I laughed. “There is something in him that makes me long to antagonize the fellow. It is the very devil that comes out of me.”
“You should not do so lightly. He has a most horrendous temper. Last year, as I began to prepare myself for this election, I approached Dogmill to tell him that I wished not to use him for my election agent. I had hardly even begun to speak when he turned red and stammered and paced back and forth. He held a glass of wine in his hand, and I tell you he shattered it with his brute strength. He bled tremendously but hardly even noticed.”
“What did you do?”
“I could do nothing,” he said. “Dogmill stared at me. His eyes were wild. Blood and wine dripped from his hand. He said, ‘What do you say to me, sir?’ again and again, and did so in a voice that would make the Devil himself tremble. And I merely shook my head. He threw open the door, leaving a bloody handprint on the paint, and we never discussed the matter again. I never spoke of it to anyone.”
“I am honored by your confidence.”
“And I am impressed by your courage. I can only hope you will not suffer for it.” He drained his goblet with an air of finality. “Now, let us forget these unpleasant matters and get on with our evening’s entertainment.”
Once we reached Drury Lane, I was met with a half dozen or so others, young people of both sexes.

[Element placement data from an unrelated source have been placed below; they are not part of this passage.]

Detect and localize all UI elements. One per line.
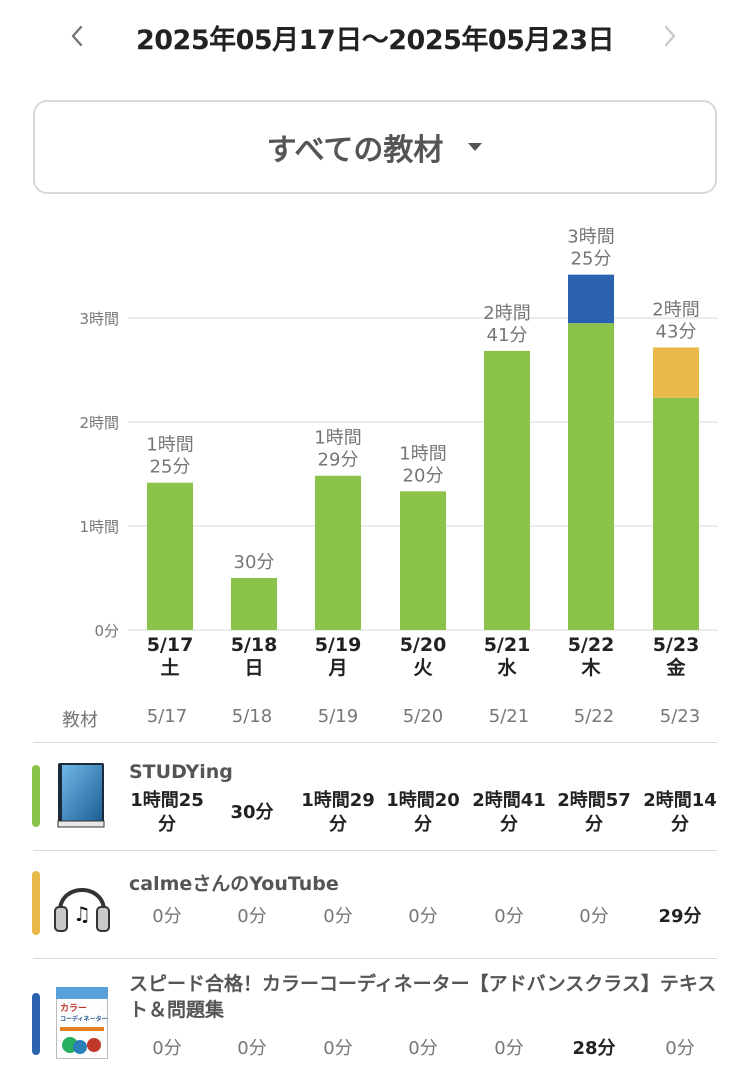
- time-cell: 0分: [408, 1038, 438, 1059]
- time-cell: 30分: [230, 802, 274, 823]
- material-title: スピード合格！カラーコーディネーター【アドバンスクラス】テキスト＆問題集: [129, 973, 717, 1021]
- bar-total-label: 20分: [403, 465, 444, 486]
- date-navigation-header: 2025年05月17日〜2025年05月23日: [0, 0, 750, 76]
- cover-subtitle: コーディネーター: [60, 1015, 108, 1023]
- table-header-row: 教材 5/17 5/18 5/19 5/20 5/21 5/22 5/23: [0, 698, 750, 738]
- bar-segment-studying: [568, 323, 614, 630]
- x-tick-date: 5/19: [315, 634, 362, 656]
- table-header-date: 5/22: [573, 706, 615, 727]
- bar-total-label: 3時間: [567, 227, 614, 248]
- time-cell: 0分: [237, 906, 267, 927]
- time-cell: 0分: [494, 1038, 524, 1059]
- textbook-cover-icon: カラー コーディネーター: [56, 987, 108, 1059]
- bar-segment-studying: [653, 397, 699, 630]
- x-tick-date: 5/23: [653, 634, 700, 656]
- bar-total-label: 43分: [656, 321, 697, 342]
- bar-segment-studying: [147, 482, 193, 630]
- bar-total-label: 25分: [150, 457, 191, 478]
- table-header-date: 5/23: [659, 706, 701, 727]
- headphones-icon: ♫: [54, 888, 110, 932]
- y-tick-label: 2時間: [79, 414, 119, 432]
- divider: [33, 958, 717, 959]
- time-cell: 29分: [658, 906, 702, 927]
- x-tick-weekday: 火: [413, 657, 433, 679]
- material-filter-label: すべての教材: [266, 133, 444, 168]
- bar-total-label: 2時間: [483, 303, 530, 324]
- bar-segment-studying: [315, 475, 361, 630]
- material-filter-dropdown[interactable]: すべての教材: [33, 100, 717, 194]
- x-tick-date: 5/20: [400, 634, 447, 656]
- bar-total-label: 30分: [234, 552, 275, 573]
- bar-segment-speed: [568, 274, 614, 324]
- x-tick-date: 5/21: [484, 634, 531, 656]
- bar-segment-studying: [400, 491, 446, 630]
- table-header-date: 5/21: [488, 706, 530, 727]
- x-tick-weekday: 土: [160, 657, 179, 679]
- divider: [33, 742, 717, 743]
- x-tick-weekday: 日: [244, 657, 263, 679]
- time-cell: 0分: [323, 1038, 353, 1059]
- time-cell: 1時間29 分: [301, 790, 375, 835]
- bar-total-label: 1時間: [399, 443, 446, 464]
- previous-week-button[interactable]: [57, 14, 97, 58]
- time-cell: 0分: [408, 906, 438, 927]
- bar-total-label: 2時間: [652, 299, 699, 320]
- x-tick-date: 5/22: [568, 634, 615, 656]
- study-time-bar-chart: 0分1時間2時間3時間1時間25分5/17土30分5/18日1時間29分5/19…: [79, 227, 718, 679]
- chevron-left-icon: [71, 25, 83, 47]
- divider: [33, 850, 717, 851]
- svg-text:♫: ♫: [73, 902, 91, 926]
- material-title: calmeさんのYouTube: [129, 873, 339, 895]
- material-row-youtube[interactable]: ♫ calmeさんのYouTube 0分 0分 0分 0分 0分 0分 29分: [0, 851, 750, 957]
- time-cell: 0分: [665, 1038, 695, 1059]
- y-tick-label: 1時間: [79, 518, 119, 536]
- cover-title: カラー: [60, 1003, 87, 1014]
- x-tick-weekday: 月: [327, 657, 347, 679]
- time-cell: 0分: [152, 906, 182, 927]
- date-range-title: 2025年05月17日〜2025年05月23日: [135, 25, 615, 56]
- material-title: STUDYing: [129, 761, 233, 783]
- caret-down-icon: [468, 143, 483, 151]
- bar-total-label: 25分: [571, 249, 612, 270]
- time-cell: 1時間25 分: [130, 790, 204, 835]
- x-tick-date: 5/18: [231, 634, 278, 656]
- time-cell: 2時間14 分: [643, 790, 717, 835]
- table-header-material: 教材: [62, 710, 98, 731]
- bar-total-label: 1時間: [146, 435, 193, 456]
- time-cell: 0分: [323, 906, 353, 927]
- bar-total-label: 29分: [318, 450, 359, 471]
- table-header-date: 5/20: [402, 706, 444, 727]
- book-icon: [57, 763, 105, 828]
- table-header-date: 5/19: [317, 706, 359, 727]
- bar-segment-studying: [484, 350, 530, 630]
- table-header-date: 5/18: [231, 706, 273, 727]
- time-cell: 0分: [237, 1038, 267, 1059]
- material-color-bar: [32, 765, 40, 827]
- bar-segment-studying: [231, 578, 277, 630]
- bar-total-label: 1時間: [314, 428, 361, 449]
- time-cell: 0分: [152, 1038, 182, 1059]
- time-cell: 0分: [579, 906, 609, 927]
- next-week-button[interactable]: [650, 14, 690, 58]
- y-tick-label: 0分: [94, 622, 119, 640]
- x-tick-weekday: 金: [665, 656, 686, 679]
- x-tick-weekday: 水: [497, 657, 517, 679]
- chevron-right-icon: [664, 25, 676, 47]
- material-row-studying[interactable]: STUDYing 1時間25 分 30分 1時間29 分 1時間20 分 2時間41 分…: [0, 743, 750, 849]
- material-color-bar: [32, 993, 40, 1055]
- bar-total-label: 41分: [487, 325, 528, 346]
- y-tick-label: 3時間: [79, 310, 119, 328]
- x-tick-date: 5/17: [147, 634, 194, 656]
- table-header-date: 5/17: [146, 706, 188, 727]
- time-cell: 28分: [572, 1038, 616, 1059]
- time-cell: 2時間41 分: [472, 790, 546, 835]
- time-cell: 2時間57 分: [557, 790, 631, 835]
- time-cell: 1時間20 分: [386, 790, 460, 835]
- bar-segment-youtube: [653, 347, 699, 398]
- x-tick-weekday: 木: [580, 656, 601, 679]
- material-row-speed-textbook[interactable]: カラー コーディネーター スピード合格！カラーコーディネーター【アドバンスクラス…: [0, 959, 750, 1089]
- time-cell: 0分: [494, 906, 524, 927]
- material-color-bar: [32, 871, 40, 935]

I exchanged names with each, but if I am to be honest I must say that I remember not a one of them, even the ladies, who were all quite handsome. I had eyes only for Miss Dogmill.
She wore a wonderfully flattering gown of pale blue with an immaculate and enticingly cut bodice. Her dark hair had been piled flatteringly under a matching wide-brimmed hat. She looked for all the world like the finest young lady in the kingdom, and I was delighted that she took my arm at once and allowed me to lead her into the theater.
“It is a pleasure to see you once more, Miss Dogmill,” I said.
“I am delighted to be the source of such pleasure,” she told me.
I observed that Mr. Hertcomb, who chatted amiably with one of the other young men, cast in our direction some significant glances. Again, I could not easily divine what it was he wanted of me, but despite his kind words, I was determined to remain on my guard around him. And if he wished to court Miss Dogmill, he would have a hard road to run competing with Mr. Evans.
I settled warmly into my smugness, though in truth here was something of a dilemma. As I strolled into the theater dressed in my fine suit and fashionable wig, arm in arm with a striking young lady, I could not have been more charmed with the role I had chosen to play. I was Matthew Evans, prosperous bachelor, presumably in search of a wife. I had become the subject of gossip among the single ladies of the beau monde. As we climbed the stairs to our box, I heard other theatergoers whisper my name.
That’s Mr. Evans, the Jamaica man I told you of,
I heard one creature whisper.
It appears Grace Dogmill has snatched him up.
And yet, for all of these delights, I could not stop reminding myself that I lived an ugly falsehood. If Miss Dogmill knew who I was she would recoil in horror. I was a Jew who lived by his fists, a fugitive wanted for murder, and I sought to destroy her brother. It would be cruel, monstrous cruel, to allow her to develop any affection for the persona I’d assumed by necessity. I understood that. And yet I was so enchanted by my habitation in this world that had always been denied me, I was ill prepared to heed the niggling voice of morality.
Could it be, I thought, that this was the sensation that had so seduced Miriam? Perhaps it had not been Melbury and all his charms but London,
Christian
London, that had done it. If I could have become Matthew Evans, with his money and his station and his license to move in society, would I have done so? I could not, even to myself, answer the question.